10) Global & Regional Statistics (as of 2025)

  • Worldwide totals: 2,618 confirmed cases and 945 deaths reported to WHO since 2012 (updated 13 Mar 2025). Most cases occurred in Saudi Arabia; travel-related outbreaks occurred elsewhere (notably Republic of Korea 2015).

  • Mortality: Crude CFR among lab-confirmed cases ≈ 36% (overestimates true infection fatality because mild/asymptomatic infections are under-detected). 

  • Country highlights:

    • Saudi Arabia: Majority of primary cases and clusters; many linked to camel exposure and healthcare settings. 

    • Republic of Korea (2015): 186 cases, 38 deaths—illustrative of nosocomial amplification and superspreading. 

    • United States (2014): Two imported cases in healthcare workers returning from KSA; no sustained spread. 

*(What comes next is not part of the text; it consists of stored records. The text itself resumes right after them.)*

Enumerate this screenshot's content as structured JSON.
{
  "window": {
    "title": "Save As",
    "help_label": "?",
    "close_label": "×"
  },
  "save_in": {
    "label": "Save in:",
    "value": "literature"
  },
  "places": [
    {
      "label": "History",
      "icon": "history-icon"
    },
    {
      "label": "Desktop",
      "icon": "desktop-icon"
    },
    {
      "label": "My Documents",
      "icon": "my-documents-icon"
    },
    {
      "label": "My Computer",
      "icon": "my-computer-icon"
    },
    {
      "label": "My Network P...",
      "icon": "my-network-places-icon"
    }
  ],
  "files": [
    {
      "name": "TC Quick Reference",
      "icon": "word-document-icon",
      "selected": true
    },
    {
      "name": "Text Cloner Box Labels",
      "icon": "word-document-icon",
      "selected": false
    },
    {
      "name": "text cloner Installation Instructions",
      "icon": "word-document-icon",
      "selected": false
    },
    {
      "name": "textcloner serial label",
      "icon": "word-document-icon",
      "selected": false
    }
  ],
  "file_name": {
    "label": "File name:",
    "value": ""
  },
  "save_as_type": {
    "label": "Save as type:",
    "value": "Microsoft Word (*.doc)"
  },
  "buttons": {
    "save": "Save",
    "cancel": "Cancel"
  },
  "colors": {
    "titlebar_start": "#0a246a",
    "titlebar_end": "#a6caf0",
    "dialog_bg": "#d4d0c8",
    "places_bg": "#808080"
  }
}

11) Recent Research & Future Prospects

  • Therapeutics: MIRACLE RCT results support early interferon-β1b + lopinavir/ritonavir as potentially beneficial; precision-medicine analyses suggest cytokine profile and timing influence effect size—pointing toward biomarker-guided therapy in future trials. 

  • Vaccines: Progress with ChAdOx1 MERS and MVA-MERS-S platforms; one-health strategies include exploring camel vaccination to reduce zoonotic spillover. 

  • Epidemiology & modeling: Ongoing work examines camel-human interface, sero-epidemiology in Africa/Middle East camels, and drivers of healthcare transmission—key to keeping R₀ < 1 outside hospitals. 

  • Surveillance: Enhanced molecular surveillance and rapid diagnostics (including portable RT-PCR/RT-LAMP) facilitate faster case finding and containment. 


12) Interesting Facts & Lesser-Known Insights

  • Why kidneys so often? MERS-CoV’s receptor DPP4 is abundant in renal tissue; AKI is common among ICU patients and MERS RNA has been detected in urine in some cases. 

  • Not just the Middle East: While most human cases are on the Arabian Peninsula, MERS-CoV is widespread in camels across Africa—yet human disease there is rare, likely reflecting exposure patterns, under-detection, or viral ecology. 

  • Myths vs facts:

    • Myth: “MERS spreads like seasonal flu.”

      Fact: Sustained community transmission has not been observed; spread is usually limited to close contacts and healthcare settings. 

    • Myth: “There’s a licensed MERS vaccine for people.”

      Fact: No licensed human vaccine yet; the most advanced candidates are in early-phase trials. 


Practical Takeaways

  • Risk hinges on exposure (camels or healthcare) and host factors (age/comorbidities).

  • Think early testing with lower-respiratory specimens when clinically suspected.

  • Infection control saves lives—airborne precautions for aerosol procedures and rigorous hospital IPC are non-negotiable. 


References 

  • WHO Disease Outbreak News: MERS—Kingdom of Saudi Arabia, cumulative totals (13 Mar 2025).

  • Arabi YM, et al. Middle East Respiratory Syndrome. N Engl J Med. 2017;376:584–594. 

  • Lu G, et al. Molecular basis of MERS-CoV binding to CD26/DPP4. Nature 2013. 

  • Azhar EI, et al. Camel-to-human transmission evidence. N Engl J Med. 2014. 

  • CDC Clinical Overview of MERS (updated Dec 2024). 

  • WHO Laboratory testing for MERS-CoV (guidance; upE + confirmatory targets). 

  • Arabi YM, et al. Interferon-β1b + lopinavir/ritonavir RCT (MIRACLE). N Engl J Med. 2020. 

  • Bosaeed M, et al. ChAdOx1 MERS phase 1b—safety/immunogenicity in Middle Eastern adults. Lancet Microbe2022. 

  • Al-Tawfiq JA & Memish ZA. Lack of seasonal variation. Travel Med Infect Dis. 2019.